Bookmark This Low-Impact Cardio Workout For When Your Joints Need a Break

Victoria Moorhouse
Two women doing gymnastics at home
Two women doing gymnastics at home


Good news for your joints: a virtual HIIT class nearly isn't the only way to get in a cardio workout at home.

Whether your knees and ankles need a break from the consistent jumping or you want to spare your downstairs neighbor from yet another set of burpees, this simple (but supereffective!) low-impact cardio workout is the solution.

"A low-impact cardio workout may not burn as many calories as a high-impact workout in the same allotted time, however, it may save your joints in the future so you can continue to work out," Melissa Chisholm, an NASM-certified personal trainer, explained.

"As with anything, consistency is key, and adding more low-impact workouts to your routine will allow you to stay consistent."

Cycle through this workout curated by Chisholm ahead; your body will feel the physical challenge in the best possible way.

Warmup

Five Walk-Out to Hip-Openers

  • Stand tall, inhale to bring your arms overhead, and exhale to fold over.

  • Walk out to a high plank and bring your right foot to the outside of your right hand.

  • Rotate your torso, and bring your right hand up toward the ceiling. Hold for three breaths. Place your hand down, and return your foot back to a plank.

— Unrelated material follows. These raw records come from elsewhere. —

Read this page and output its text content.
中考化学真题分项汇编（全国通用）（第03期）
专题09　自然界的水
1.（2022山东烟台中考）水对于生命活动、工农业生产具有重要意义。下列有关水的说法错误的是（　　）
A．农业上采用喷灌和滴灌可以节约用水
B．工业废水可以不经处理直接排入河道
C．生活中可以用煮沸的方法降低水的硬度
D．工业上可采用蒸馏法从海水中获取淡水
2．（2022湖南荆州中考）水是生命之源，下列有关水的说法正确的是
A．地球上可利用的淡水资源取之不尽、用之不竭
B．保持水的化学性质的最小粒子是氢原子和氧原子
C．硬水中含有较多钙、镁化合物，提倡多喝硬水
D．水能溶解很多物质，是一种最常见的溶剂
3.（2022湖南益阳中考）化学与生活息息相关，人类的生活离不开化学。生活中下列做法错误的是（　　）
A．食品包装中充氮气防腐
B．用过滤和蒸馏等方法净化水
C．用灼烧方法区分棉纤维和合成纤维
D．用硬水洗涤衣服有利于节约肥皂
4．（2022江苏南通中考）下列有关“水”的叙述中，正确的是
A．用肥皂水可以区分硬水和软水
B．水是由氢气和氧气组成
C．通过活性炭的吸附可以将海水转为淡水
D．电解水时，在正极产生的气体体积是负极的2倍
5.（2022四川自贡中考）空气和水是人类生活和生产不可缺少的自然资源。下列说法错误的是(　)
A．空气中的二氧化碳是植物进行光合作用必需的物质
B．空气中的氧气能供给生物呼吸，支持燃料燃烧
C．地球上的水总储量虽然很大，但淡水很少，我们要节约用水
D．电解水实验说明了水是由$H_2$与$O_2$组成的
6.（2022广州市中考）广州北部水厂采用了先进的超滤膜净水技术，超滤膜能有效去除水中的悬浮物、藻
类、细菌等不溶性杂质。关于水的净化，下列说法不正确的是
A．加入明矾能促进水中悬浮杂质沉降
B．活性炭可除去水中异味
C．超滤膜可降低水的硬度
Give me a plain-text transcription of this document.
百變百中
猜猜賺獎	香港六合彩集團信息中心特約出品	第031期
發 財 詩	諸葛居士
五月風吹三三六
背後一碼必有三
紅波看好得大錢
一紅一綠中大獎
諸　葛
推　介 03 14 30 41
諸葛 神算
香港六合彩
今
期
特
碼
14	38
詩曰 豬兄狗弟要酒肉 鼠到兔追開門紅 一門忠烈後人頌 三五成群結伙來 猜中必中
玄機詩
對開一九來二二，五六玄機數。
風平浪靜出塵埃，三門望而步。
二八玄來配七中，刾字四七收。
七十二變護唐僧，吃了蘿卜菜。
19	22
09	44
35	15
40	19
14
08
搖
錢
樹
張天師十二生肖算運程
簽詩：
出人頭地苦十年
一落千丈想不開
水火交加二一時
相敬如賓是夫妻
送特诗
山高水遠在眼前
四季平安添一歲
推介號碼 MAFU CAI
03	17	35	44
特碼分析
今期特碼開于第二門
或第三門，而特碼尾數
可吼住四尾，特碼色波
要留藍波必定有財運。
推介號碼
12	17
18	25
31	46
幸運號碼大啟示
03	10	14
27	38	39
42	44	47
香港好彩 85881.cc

  • Repeat on the left side.

  • Step your foot back to plank, and push back into a Downward Dog. Pedal out your feet.

  • Walk your hands back to your feet. Slowly roll up to standing and inhale your arms overhead.

  • This completes one rep. Repeat five times.

10 Cat-Cows
10 Squats
10 Alternating Forward Lunges
10 Alternating Reverse Lunges


Related: This Low-Impact Cardio Workout Torches Major Calories - No Jumping Required

20-Minute Low-Impact Cardio Workout
20-Minute Low-Impact Cardio Workout

Workout

Complete all six exercises in order. Repeat for three rounds.

Chisholm suggested setting a timer while completing round one: try to meet or beat your time during the second and third rounds, all while maintaining good form.

Walk-Out to Push-Ups:

  • Start standing folded over and walk your hands out to a tall plank.

  • Bend your elbows to lower down and push back up to a tall plank position.

  • Walk your hands back to your feet and roll up to stand.

  • That completes one rep. Repeat for 10 reps.

Squat to Calf Raise:

  • Stand with your feet about hips-width apart.

  • Lower your hips back as though you are sitting into a chair.

  • Come up to standing, lift onto your toes, and then lower your heels down.

  • That is one rep. Repeat for 10 reps.

Plank Walk:

  • Start in an extended arm plank with your feet wide to create a solid foundation.

  • Lower onto your right elbow/forearm, lower onto your left elbow/forearm, and then press back up to a tall plank, replacing your right elbow with your right hand, and your left elbow with your left hand.

  • That is one rep. Repeat for 10 reps total, with five leading with your right side and five leading with your left.

Lateral Lunge to Balance:

  • Starting from a standing position, T your arms out or lift them out to the side.

  • Step your right leg out wide so that it is as wide as your right hand, but not as wide if you are very tight.

  • Sit back on your right side for a single-sided squat; your left foot remains planted on the ground and your left leg remains straight.

  • Push up out of your right foot to come back to balance on your left leg while lifting your right knee to hip height.

  • Balance for one breath and step back out to the right for 10 reps.

  • Repeat on the left side.

Extended Arm Plank to Bear Plank:

  • Start in an extended arm plank with your legs long.

  • Step your right foot in so that your knee is under your right hip, and then do the same on your left side.

  • Hover your knees about one-to-two inches off the ground.

  • Step back to plank leading with your right leg, and following with your left.

  • Repeat this for 20 reps total, 10 leading with your right leg and 10 leading with your left leg.

Alternating Reverse Lunge to Arms Overhead:

  • Start standing with both arms straight up overhead so your biceps are by your ears and your fingertips are pointed up to the ceiling.

  • Step back with your right leg. Lower your right knee to hover about an inch off the ground.

  • As you step back into your lunge, swing your arms back behind you.

  • Step up to stand and swing your arms up to the starting position.

  • Alternate your legs for 20 reps total, 10 on each leg.